1ª ETAPA: DESENRROLLAMIENTO Y APERTURA DE LA DOBLE HÉLICE.

Primero: intervienen las helicasas que facilitan el desenrrollamiento. Segundo: actuan las girasas y topoisomerasas que eliminan la tensión generada por la torsión en el desenrrollamiento. Tercero: Actuan las proteinas SSBP que se unen a las hebras molde para que no vuelva a enrollarse.

2ª etapa. síntesis de dos nuevas hebras de ADN

Actúan las ADN polimerasas para sintetizar las nuevas hebras en sentido 5´-3´, ya que la lectura se hace en el sentido 3´-5´. Intervienen las ADN polimerass I y III, que se encargan de la replicación y corrección de errores. La que lleva la mayor parte del trabajo es la ADN polimerasa III Actúa la ADN polimerasa II, corrigiendo daños causados por agentes físicos.La cadena 3´-5´es leída por la ADN polimerasa III sin ningún tipo de problemas ( cadena conductora). En la cadena 5´-3´ no puede ser leída directamente, esto se soluciona leyendo pequeños fragmentos ( fragmentos de Okazaki ) que crecen en el sentido 5´-3´y que más tarde se unen . Esta es la hebra retardada, llamada de esta forma porque su síntesis es más lenta.

3ª etapa: corrección de errores.La enzima principal que actúa como comadrona es la ADN polimerasa III, que corrige todos los errores cometidos en la replicación o duplicación.

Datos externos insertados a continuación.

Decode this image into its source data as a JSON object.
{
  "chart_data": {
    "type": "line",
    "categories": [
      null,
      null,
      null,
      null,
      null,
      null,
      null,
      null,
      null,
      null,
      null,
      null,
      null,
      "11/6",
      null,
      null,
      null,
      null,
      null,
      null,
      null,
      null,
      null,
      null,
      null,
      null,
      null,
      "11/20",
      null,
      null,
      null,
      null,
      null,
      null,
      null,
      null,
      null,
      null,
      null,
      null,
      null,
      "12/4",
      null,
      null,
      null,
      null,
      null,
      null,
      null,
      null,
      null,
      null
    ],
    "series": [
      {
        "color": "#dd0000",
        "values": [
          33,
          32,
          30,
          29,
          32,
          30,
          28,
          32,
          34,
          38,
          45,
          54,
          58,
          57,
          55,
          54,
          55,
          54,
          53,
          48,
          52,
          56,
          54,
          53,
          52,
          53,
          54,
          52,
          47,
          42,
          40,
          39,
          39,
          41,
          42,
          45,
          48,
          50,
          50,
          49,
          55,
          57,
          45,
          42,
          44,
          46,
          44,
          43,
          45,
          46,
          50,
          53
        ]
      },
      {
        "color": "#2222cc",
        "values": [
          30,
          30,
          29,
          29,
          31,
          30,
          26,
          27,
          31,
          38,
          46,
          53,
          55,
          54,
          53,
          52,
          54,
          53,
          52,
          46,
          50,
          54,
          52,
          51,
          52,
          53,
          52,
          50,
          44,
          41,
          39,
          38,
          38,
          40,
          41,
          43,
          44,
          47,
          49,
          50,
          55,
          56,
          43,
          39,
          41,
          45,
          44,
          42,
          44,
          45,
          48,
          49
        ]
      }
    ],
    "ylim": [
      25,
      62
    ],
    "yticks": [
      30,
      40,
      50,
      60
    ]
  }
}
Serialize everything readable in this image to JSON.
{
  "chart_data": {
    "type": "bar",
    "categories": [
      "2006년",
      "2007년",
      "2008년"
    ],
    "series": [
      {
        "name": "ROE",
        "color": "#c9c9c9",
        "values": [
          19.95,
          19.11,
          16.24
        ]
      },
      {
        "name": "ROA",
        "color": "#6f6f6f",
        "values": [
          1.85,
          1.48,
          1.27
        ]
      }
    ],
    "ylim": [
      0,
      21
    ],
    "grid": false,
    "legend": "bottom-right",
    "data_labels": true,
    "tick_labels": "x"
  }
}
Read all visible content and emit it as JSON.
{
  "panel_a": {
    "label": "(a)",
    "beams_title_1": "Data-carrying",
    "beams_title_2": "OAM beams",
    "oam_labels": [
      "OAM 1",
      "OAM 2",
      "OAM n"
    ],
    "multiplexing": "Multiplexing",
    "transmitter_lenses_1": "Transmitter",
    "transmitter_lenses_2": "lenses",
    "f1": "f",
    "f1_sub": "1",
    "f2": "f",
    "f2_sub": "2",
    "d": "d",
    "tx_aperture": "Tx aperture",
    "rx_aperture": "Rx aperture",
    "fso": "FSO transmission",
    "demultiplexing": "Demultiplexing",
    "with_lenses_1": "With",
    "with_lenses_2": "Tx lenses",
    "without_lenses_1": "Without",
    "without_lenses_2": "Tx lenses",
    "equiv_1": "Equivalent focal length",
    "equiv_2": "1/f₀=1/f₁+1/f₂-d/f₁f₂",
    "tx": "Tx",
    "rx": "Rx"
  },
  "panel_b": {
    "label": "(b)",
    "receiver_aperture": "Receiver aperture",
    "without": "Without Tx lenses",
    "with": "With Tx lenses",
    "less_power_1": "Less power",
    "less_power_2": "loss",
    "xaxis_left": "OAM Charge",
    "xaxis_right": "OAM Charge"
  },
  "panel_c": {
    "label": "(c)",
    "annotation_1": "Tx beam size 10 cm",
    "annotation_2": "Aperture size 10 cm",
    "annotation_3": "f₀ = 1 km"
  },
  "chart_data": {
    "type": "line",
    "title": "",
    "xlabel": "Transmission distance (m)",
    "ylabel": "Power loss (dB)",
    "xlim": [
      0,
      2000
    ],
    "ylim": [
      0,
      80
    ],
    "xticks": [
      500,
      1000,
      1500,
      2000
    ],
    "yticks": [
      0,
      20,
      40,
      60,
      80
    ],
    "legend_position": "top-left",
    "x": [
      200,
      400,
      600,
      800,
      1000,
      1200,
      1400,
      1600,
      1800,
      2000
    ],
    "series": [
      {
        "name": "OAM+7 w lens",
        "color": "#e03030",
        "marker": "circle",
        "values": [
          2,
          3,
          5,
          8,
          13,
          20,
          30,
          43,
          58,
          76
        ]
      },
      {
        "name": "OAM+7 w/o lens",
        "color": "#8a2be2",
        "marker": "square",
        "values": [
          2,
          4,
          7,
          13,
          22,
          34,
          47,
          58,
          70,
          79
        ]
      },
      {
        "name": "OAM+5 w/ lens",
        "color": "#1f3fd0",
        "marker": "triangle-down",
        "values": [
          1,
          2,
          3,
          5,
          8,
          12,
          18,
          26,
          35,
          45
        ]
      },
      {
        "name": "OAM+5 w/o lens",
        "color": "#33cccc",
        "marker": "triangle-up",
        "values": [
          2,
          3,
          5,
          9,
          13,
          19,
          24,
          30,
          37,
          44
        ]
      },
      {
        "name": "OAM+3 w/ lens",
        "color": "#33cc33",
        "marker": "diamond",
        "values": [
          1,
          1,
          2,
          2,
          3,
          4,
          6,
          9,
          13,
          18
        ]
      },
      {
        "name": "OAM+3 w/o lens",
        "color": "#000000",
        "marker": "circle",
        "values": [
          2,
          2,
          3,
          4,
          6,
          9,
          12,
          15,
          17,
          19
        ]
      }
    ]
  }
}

Intervienen otros enzimas como: Endonucleasas que cortan el segmento erróneo. ADN polimerasas I que rellenan correctamente el hueco. ADN ligasas que unen los extremos corregidos.

MECANISMO BIOQUIMICO

En eucariontes, se han identificado al menos cuatro ADN polimerasa, todas con la capacidad de alargar cebadores en dirección 5´-3´.

• La ADN polimerasa alfa (α): lleva a cabo la replicación del ADN en el núcleo.

• La ADN polimerasa beta (β) y delta (δ) pueden participar en el llenado de huecos y en la reparación.

• La ADN polimerasa gamma (γ)se encuentra sólo en mitocondrias y se requiere para la replicación del ADN mitocondrial.